National Bee Awareness Day – August 17
This month we are focusing on the importance of the pollinator. Coming from an urban background (Brainerd, MN so please allow me to be liberal with the term) I have a limited experience with pollinators in general. However, looking into the many types of bees and then looking at the central focus they have on pollinating our yards, gardens, and crops, it can be eye opening to see anything more than the common honeybee.
It’s no surprise that with the popularization of the honeybee in our culture, it’s the most recognized pollinator out there. There are THOUSANDS of species of bees in this world. But, did you know that the vast majority of the pollinating done by bees is NOT done by the socially inclined bee.
Pollinating is done mainly by solitary bees, like Carpenter Bees, Leaf cutter Bees, and Sweat Bees. These species perform the majority of pollination throughout the world. And it’s pretty easy to get them naturally in your garden.
I found out that there are, in fact, stingless bees! Check out this video. Stingless bees don’t make honey at the rate of the honeybee, so it’s pretty neat to see them part of someone’s yard like that.
On campus, we’ve housed several colonies of honeybees, but are currently taking a break from hosting duties. We did this as a method of getting our gardens pollinated adequately, encouraging a natural ecosystem, and, (of course!) for the honey. On some of our collection days, we collected up to 14 quarts of the sticky gooey treasure.
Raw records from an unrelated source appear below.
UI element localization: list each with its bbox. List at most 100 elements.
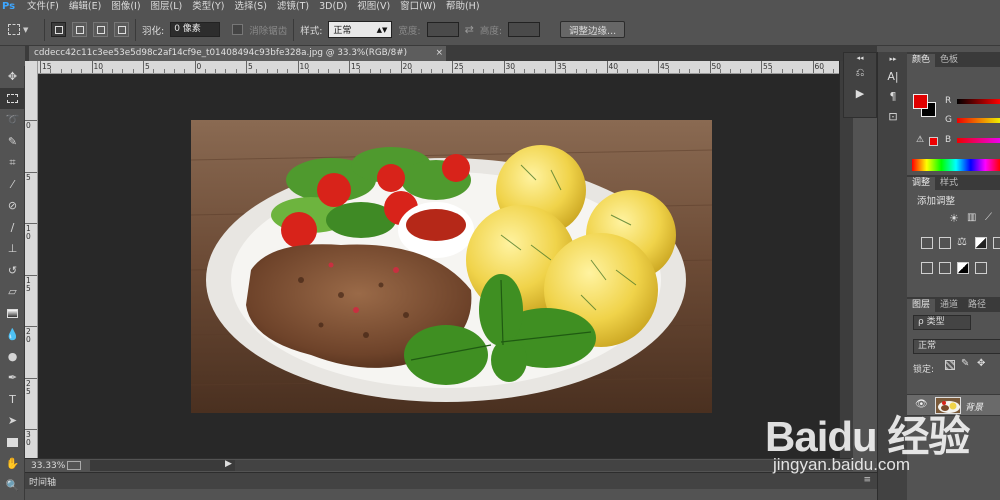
lock-transparent-icon[interactable] xyxy=(945,360,955,370)
character-panel-icon[interactable]: A| xyxy=(878,66,908,86)
intersect-selection-button[interactable] xyxy=(114,22,129,37)
layer-row-background[interactable]: 👁 背景 xyxy=(907,394,1000,416)
width-input[interactable] xyxy=(426,22,459,37)
tab-layers[interactable]: 图层 xyxy=(907,299,936,312)
paragraph-panel-icon[interactable]: ¶ xyxy=(878,86,908,106)
document-tab[interactable]: cddecc42c11c3ee53e5d98c2af14cf9e_t014084… xyxy=(29,46,446,61)
slider-r[interactable] xyxy=(957,99,1000,104)
menu-edit[interactable]: 编辑(E) xyxy=(64,0,106,14)
invert-icon[interactable] xyxy=(921,262,933,274)
lock-paint-icon[interactable]: ✎ xyxy=(961,358,969,369)
menu-select[interactable]: 选择(S) xyxy=(229,0,271,14)
horizontal-ruler[interactable]: 15 10 5 0 5 10 15 20 25 30 35 40 45 50 55 60 xyxy=(38,61,839,74)
history-brush-tool[interactable]: ↺ xyxy=(0,260,25,282)
close-icon[interactable]: × xyxy=(436,46,443,61)
feather-input[interactable]: 0 像素 xyxy=(170,22,221,37)
hue-icon[interactable] xyxy=(939,237,951,249)
history-panel-icon[interactable]: ⎌ xyxy=(844,63,876,83)
add-selection-button[interactable] xyxy=(72,22,87,37)
lasso-tool[interactable]: ➰ xyxy=(0,109,25,131)
zoom-level[interactable]: 33.33% xyxy=(25,461,65,471)
style-select[interactable]: 正常 ▲▼ xyxy=(328,21,393,38)
crop-tool[interactable]: ⌗ xyxy=(0,152,25,174)
zoom-icon: 🔍 xyxy=(5,478,20,492)
horizontal-scrollbar[interactable] xyxy=(235,460,853,471)
menu-type[interactable]: 类型(Y) xyxy=(187,0,229,14)
ruler-minor-tick xyxy=(575,69,577,73)
menu-window[interactable]: 窗口(W) xyxy=(395,0,441,14)
gradient-map-icon[interactable] xyxy=(975,262,987,274)
photo-filter-icon[interactable] xyxy=(993,237,1000,249)
vertical-scrollbar[interactable] xyxy=(839,61,853,458)
pen-tool[interactable]: ✒ xyxy=(0,367,25,389)
properties-panel-icon[interactable]: ⊡ xyxy=(878,106,908,126)
blur-tool[interactable]: 💧 xyxy=(0,324,25,346)
vertical-ruler[interactable]: 0 5 1 0 1 5 2 0 2 5 3 0 xyxy=(25,61,38,458)
posterize-icon[interactable] xyxy=(939,262,951,274)
healing-tool[interactable]: ⊘ xyxy=(0,195,25,217)
menu-file[interactable]: 文件(F) xyxy=(22,0,64,14)
antialias-checkbox[interactable] xyxy=(232,24,244,35)
swap-icon[interactable]: ⇄ xyxy=(465,23,474,36)
eye-icon[interactable]: 👁 xyxy=(915,399,928,410)
brightness-icon[interactable]: ☀ xyxy=(949,212,959,225)
blend-mode-select[interactable]: 正常 xyxy=(913,339,1000,354)
eraser-tool[interactable]: ▱ xyxy=(0,281,25,303)
path-select-tool[interactable]: ➤ xyxy=(0,410,25,432)
exposure-icon[interactable] xyxy=(921,237,933,249)
dodge-tool[interactable]: ● xyxy=(0,346,25,368)
play-icon[interactable]: ▶ xyxy=(225,459,232,469)
tab-color[interactable]: 颜色 xyxy=(907,54,936,67)
quick-select-tool[interactable]: ✎ xyxy=(0,131,25,153)
subtract-selection-button[interactable] xyxy=(93,22,108,37)
document-image[interactable] xyxy=(191,120,712,413)
actions-panel-icon[interactable]: ▶ xyxy=(844,83,876,103)
ruler-tick xyxy=(297,61,299,73)
type-tool[interactable]: T xyxy=(0,389,25,411)
menu-filter[interactable]: 滤镜(T) xyxy=(272,0,314,14)
warning-icon[interactable]: ⚠ xyxy=(916,135,924,145)
eyedropper-tool[interactable]: ⁄ xyxy=(0,174,25,196)
new-selection-button[interactable] xyxy=(51,22,66,37)
tab-styles[interactable]: 样式 xyxy=(935,177,963,190)
gamut-swatch[interactable] xyxy=(929,137,938,146)
menu-layer[interactable]: 图层(L) xyxy=(146,0,188,14)
gradient-tool[interactable] xyxy=(0,303,25,325)
threshold-icon[interactable] xyxy=(957,262,969,274)
tool-preset-picker[interactable]: ▼ xyxy=(8,19,38,41)
clone-stamp-tool[interactable]: ⊥ xyxy=(0,238,25,260)
collapse-icon[interactable]: ◂◂ xyxy=(844,53,876,63)
tab-adjustments[interactable]: 调整 xyxy=(907,177,936,190)
slider-b[interactable] xyxy=(957,138,1000,143)
layer-filter-select[interactable]: ρ 类型 xyxy=(913,315,971,330)
menu-image[interactable]: 图像(I) xyxy=(106,0,145,14)
refine-edge-button[interactable]: 调整边缘... xyxy=(560,21,626,38)
height-input[interactable] xyxy=(508,22,541,37)
bw-icon[interactable] xyxy=(975,237,987,249)
brush-tool[interactable]: ∕ xyxy=(0,217,25,239)
marquee-tool[interactable] xyxy=(0,87,25,109)
doc-info-icon[interactable] xyxy=(67,461,81,470)
menu-help[interactable]: 帮助(H) xyxy=(441,0,485,14)
tab-paths[interactable]: 路径 xyxy=(963,299,991,312)
move-tool[interactable]: ✥ xyxy=(0,66,25,88)
shape-tool[interactable] xyxy=(0,432,25,454)
menu-view[interactable]: 视图(V) xyxy=(352,0,395,14)
timeline-tab[interactable]: 时间轴 xyxy=(29,475,56,488)
curves-icon[interactable]: ⟋ xyxy=(985,212,992,223)
collapse-icon[interactable]: ▸▸ xyxy=(878,52,908,66)
zoom-tool[interactable]: 🔍 xyxy=(0,475,25,497)
hand-tool[interactable]: ✋ xyxy=(0,453,25,475)
foreground-color-swatch[interactable] xyxy=(913,94,928,109)
levels-icon[interactable]: ▥ xyxy=(967,212,976,223)
color-spectrum[interactable] xyxy=(912,159,1000,171)
menu-3d[interactable]: 3D(D) xyxy=(314,0,352,14)
panel-menu-icon[interactable]: ≡ xyxy=(863,475,871,485)
balance-icon[interactable]: ⚖ xyxy=(957,235,967,248)
lock-move-icon[interactable]: ✥ xyxy=(977,358,985,369)
ruler-minor-tick xyxy=(112,69,114,73)
tab-swatches[interactable]: 色板 xyxy=(935,54,963,67)
tab-channels[interactable]: 通道 xyxy=(935,299,963,312)
slider-g[interactable] xyxy=(957,118,1000,123)
ruler-minor-tick xyxy=(307,69,309,73)
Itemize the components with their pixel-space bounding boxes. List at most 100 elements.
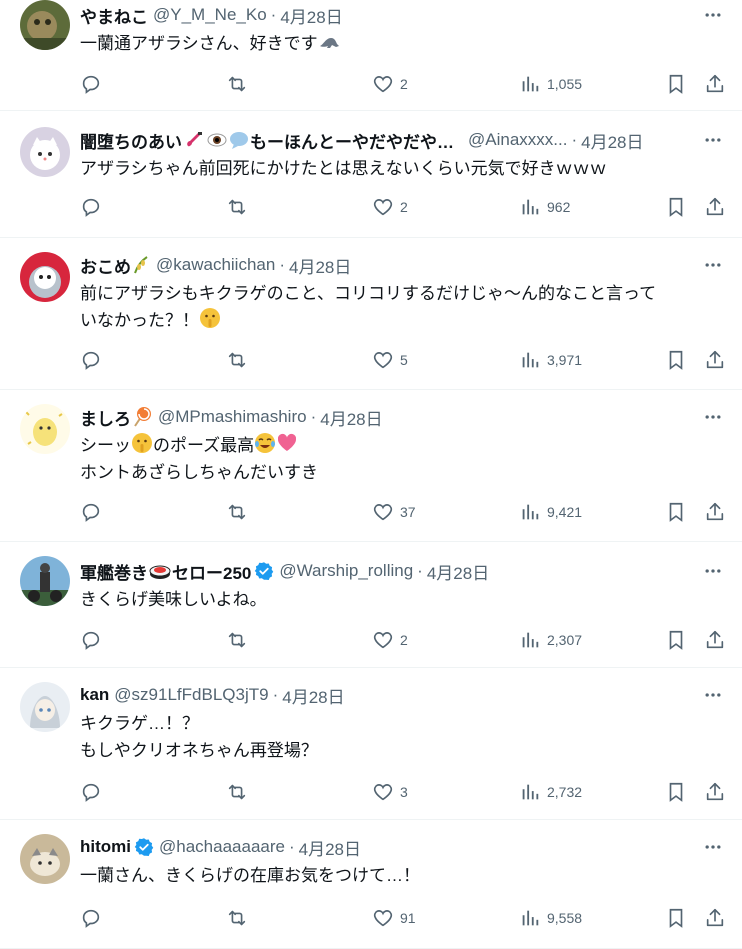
more-icon[interactable] — [700, 404, 726, 430]
bookmark-button[interactable] — [665, 907, 687, 929]
share-button[interactable] — [704, 501, 726, 523]
bookmark-button[interactable] — [665, 73, 687, 95]
separator-dot: · — [310, 407, 317, 426]
retweet-button[interactable] — [226, 781, 248, 803]
timestamp[interactable]: 4月28日 — [280, 3, 342, 28]
reply-button[interactable] — [80, 73, 102, 95]
retweet-button[interactable] — [226, 501, 248, 523]
handle[interactable]: @sz91LfFdBLQ3jT9 — [114, 685, 268, 705]
reply-button[interactable] — [80, 196, 102, 218]
like-button[interactable]: 5 — [372, 349, 408, 371]
reply-text: 前にアザラシもキクラゲのこと、コリコリするだけじゃ～ん的なこと言って いなかった… — [80, 280, 726, 334]
avatar[interactable] — [20, 0, 70, 50]
display-name[interactable]: hitomi — [80, 837, 154, 857]
views-button[interactable]: 962 — [519, 196, 570, 218]
retweet-button[interactable] — [226, 73, 248, 95]
share-button[interactable] — [704, 349, 726, 371]
timestamp[interactable]: 4月28日 — [581, 128, 643, 153]
bookmark-button[interactable] — [665, 196, 687, 218]
display-name[interactable]: おこめ — [80, 253, 131, 278]
reply[interactable]: hitomi @hachaaaaaare · 4月28日 一蘭さん、きくらげの在… — [0, 820, 742, 949]
retweet-button[interactable] — [226, 349, 248, 371]
share-button[interactable] — [704, 907, 726, 929]
views-button[interactable]: 2,732 — [519, 781, 582, 803]
more-icon[interactable] — [700, 252, 726, 278]
share-button[interactable] — [704, 73, 726, 95]
more-icon[interactable] — [700, 834, 726, 860]
speech-bubble-emoji-icon — [230, 132, 248, 149]
display-name[interactable]: やまねこ — [80, 3, 148, 28]
display-name[interactable]: kan — [80, 685, 109, 705]
reply[interactable]: 軍艦巻き セロー250 @Warship_rolling · 4月28日 きくら… — [0, 542, 742, 668]
avatar[interactable] — [20, 127, 70, 177]
like-count: 37 — [400, 504, 416, 520]
reply[interactable]: おこめ @kawachiichan · 4月28日 前にアザラシもキクラゲのこと… — [0, 238, 742, 390]
verified-badge-icon — [134, 837, 154, 857]
handle[interactable]: @Warship_rolling — [279, 561, 413, 581]
reply[interactable]: ましろ @MPmashimashiro · 4月28日 シーッ のポーズ最高 ホン… — [0, 390, 742, 542]
retweet-button[interactable] — [226, 907, 248, 929]
text-line: キクラゲ…！？ — [80, 714, 199, 733]
timestamp[interactable]: 4月28日 — [299, 835, 361, 860]
reply-button[interactable] — [80, 349, 102, 371]
timestamp[interactable]: 4月28日 — [289, 253, 351, 278]
like-button[interactable]: 2 — [372, 73, 408, 95]
timestamp[interactable]: 4月28日 — [427, 559, 489, 584]
reply[interactable]: やまねこ @Y_M_Ne_Ko · 4月28日 一蘭通アザラシさん、好きです 2… — [0, 0, 742, 111]
timestamp[interactable]: 4月28日 — [282, 683, 344, 708]
handle[interactable]: @Ainaxxxx... — [468, 130, 567, 150]
retweet-button[interactable] — [226, 629, 248, 651]
reply-header: 軍艦巻き セロー250 @Warship_rolling · 4月28日 — [80, 556, 726, 586]
bookmark-button[interactable] — [665, 629, 687, 651]
view-count: 3,971 — [547, 352, 583, 368]
more-icon[interactable] — [700, 558, 726, 584]
display-name[interactable]: ましろ — [80, 405, 131, 430]
avatar[interactable] — [20, 682, 70, 732]
share-button[interactable] — [704, 781, 726, 803]
like-button[interactable]: 91 — [372, 907, 416, 929]
handle[interactable]: @MPmashimashiro — [158, 407, 307, 427]
like-button[interactable]: 37 — [372, 501, 416, 523]
reply-text: 一蘭通アザラシさん、好きです — [80, 30, 726, 57]
timestamp[interactable]: 4月28日 — [320, 405, 382, 430]
avatar[interactable] — [20, 834, 70, 884]
like-button[interactable]: 3 — [372, 781, 408, 803]
views-button[interactable]: 9,421 — [519, 501, 582, 523]
views-button[interactable]: 3,971 — [519, 349, 582, 371]
views-button[interactable]: 2,307 — [519, 629, 582, 651]
share-button[interactable] — [704, 629, 726, 651]
handle[interactable]: @hachaaaaaare — [159, 837, 285, 857]
bookmark-button[interactable] — [665, 349, 687, 371]
display-name[interactable]: 闇堕ちのあい もーほんとーやだやだや… — [80, 128, 454, 153]
views-button[interactable]: 1,055 — [519, 73, 582, 95]
reply-button[interactable] — [80, 501, 102, 523]
avatar[interactable] — [20, 404, 70, 454]
reply[interactable]: 闇堕ちのあい もーほんとーやだやだや… @Ainaxxxx... · 4月28日… — [0, 111, 742, 238]
avatar[interactable] — [20, 252, 70, 302]
avatar[interactable] — [20, 556, 70, 606]
reply-header: hitomi @hachaaaaaare · 4月28日 — [80, 832, 726, 862]
like-button[interactable]: 2 — [372, 196, 408, 218]
more-icon[interactable] — [700, 127, 726, 153]
reply-text: シーッ のポーズ最高 ホントあざらしちゃんだいすき — [80, 432, 726, 486]
like-count: 2 — [400, 199, 408, 215]
bookmark-button[interactable] — [665, 501, 687, 523]
like-button[interactable]: 2 — [372, 629, 408, 651]
display-name[interactable]: 軍艦巻き セロー250 — [80, 559, 274, 584]
more-icon[interactable] — [700, 2, 726, 28]
share-button[interactable] — [704, 196, 726, 218]
views-button[interactable]: 9,558 — [519, 907, 582, 929]
handle[interactable]: @Y_M_Ne_Ko — [153, 5, 267, 25]
reply-content: やまねこ @Y_M_Ne_Ko · 4月28日 一蘭通アザラシさん、好きです — [80, 0, 726, 57]
text-line: 一蘭さん、きくらげの在庫お気をつけて…！ — [80, 866, 420, 885]
bookmark-button[interactable] — [665, 781, 687, 803]
reply[interactable]: kan @sz91LfFdBLQ3jT9 · 4月28日 キクラゲ…！？ もしや… — [0, 668, 742, 820]
reply-button[interactable] — [80, 629, 102, 651]
handle[interactable]: @kawachiichan — [156, 255, 275, 275]
reply-button[interactable] — [80, 907, 102, 929]
more-icon[interactable] — [700, 682, 726, 708]
reply-button[interactable] — [80, 781, 102, 803]
text-line: のポーズ最高 — [153, 436, 255, 455]
retweet-button[interactable] — [226, 196, 248, 218]
separator-dot: · — [288, 837, 295, 856]
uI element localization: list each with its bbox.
But we also fed the bees sugar water before the plants bloomed and kept them safe from natural predators with a fence around their hives. Check out this video from when we harvested our honey.
So, the question stands: What does your garden (or even just your lawn) need to attract busy little bees (stingless or otherwise)? Instead of creating a common green desert of Kentucky bluegrass you should try to grow things that bees will actually like…you know, like flowers.
However, let’s talk a bit about how important the bee is and why it’s more important that ever to create locations where they can thrive.
The Great Disappearing Bee Trick
I came across an article the other day and the title practically forced me to read it.
“Are Zombie Bees Infiltrating Your Neighborhood?” brings visions of bees flying around, buzzing the words, “Nectar. Nectar!” over and over again. But, unfortunately, it seems that zombie bees (zombees, if you will) are becoming more and more prevalent. Here’s the article for quick reference.
Apparently, a fly species (Apocephalus borealis for those keeping track) is infecting honeybees by laying eggs on their bodies. Once infected the bee will wander off in a stupor, collect pollen at night and loiter around lights, and eventually fly away from the hive and die. Several days later the larvae will hatch, dine on the body, and then find other bees to infect. Pretty weird stuff, right?
Scientists are theorizing that this little fly is one of the causes of the colony collapse phenomenon (the widespread loss of natural beehive colonies throughout the continent.) It certainly looks like it could contribute to it.
There are other ideas that scientists believe are contributing to the phenomenon. Loss of habitat, global warming, pesticides, and even the increase of cell phone are just some of the theories.
A recent National Geographic article cites the increase of neonicotinoids (used in pesticides) as the most likely culprit. Here’s a snippet:
In April 2019 a major study warned that 40 percent of all insect species face extinction due to pesticides—particularly neonics, since they’re the most widely used insecticide on the planet—but also because of with climate change and habitat destruction.
They go on to say that “farms using neonics had 10 times the insect pressure and half the profits compared to those who use regenerative farming methods instead of insecticides according a 2018 study. Like agroecological farming, regenerative agricultural uses cover crops, no-till, and other methods to increase on-farm biodiversity and soil health”
How would we pollinate the fields when the most productive cost effective pollinator is gone? Bees account for the pollination of one-third of the US crop-base. That’s a lot of production to replace.
We could focus on the environmental impacts of a loss of bees. Bees are wonderful
SO MUCH of our agriculture revolves around proper pollination.
pollinators. They account for around 70% of all the crop pollination in the world. Without these creatures, it’s theorized that unless a new pollinator takes the bees’ place, those plants will lose the ability to reproduce. Which means smaller crop sizes. Which means less food. Imagine the strain on the worlds resources.
So, looking at the disappearing bee in both an economical and environmental light, we can begin to see how important these little buggers are to us. Therefore, it’s in our best interest to keep what bees we have happy.
But, the facts are there.
There are less beehives now than there were just thirty years ago.
The Xerces Society (a nonprofit that expounds the values and importance of invertebrates…namely pollinators) has a wonderful article on farmers who are taking acres from their fields and planting flowers and shrubs in an effort to entice more bees. This quote by Mace Vaughan says it all well.
For bees to thrive, they need a diverse diet, so we’re trying to bring pollen diversity to farms, more plants to be part of the bees’ buffet…this isn’t a panacea to pollination woes. This is part of the solution overall.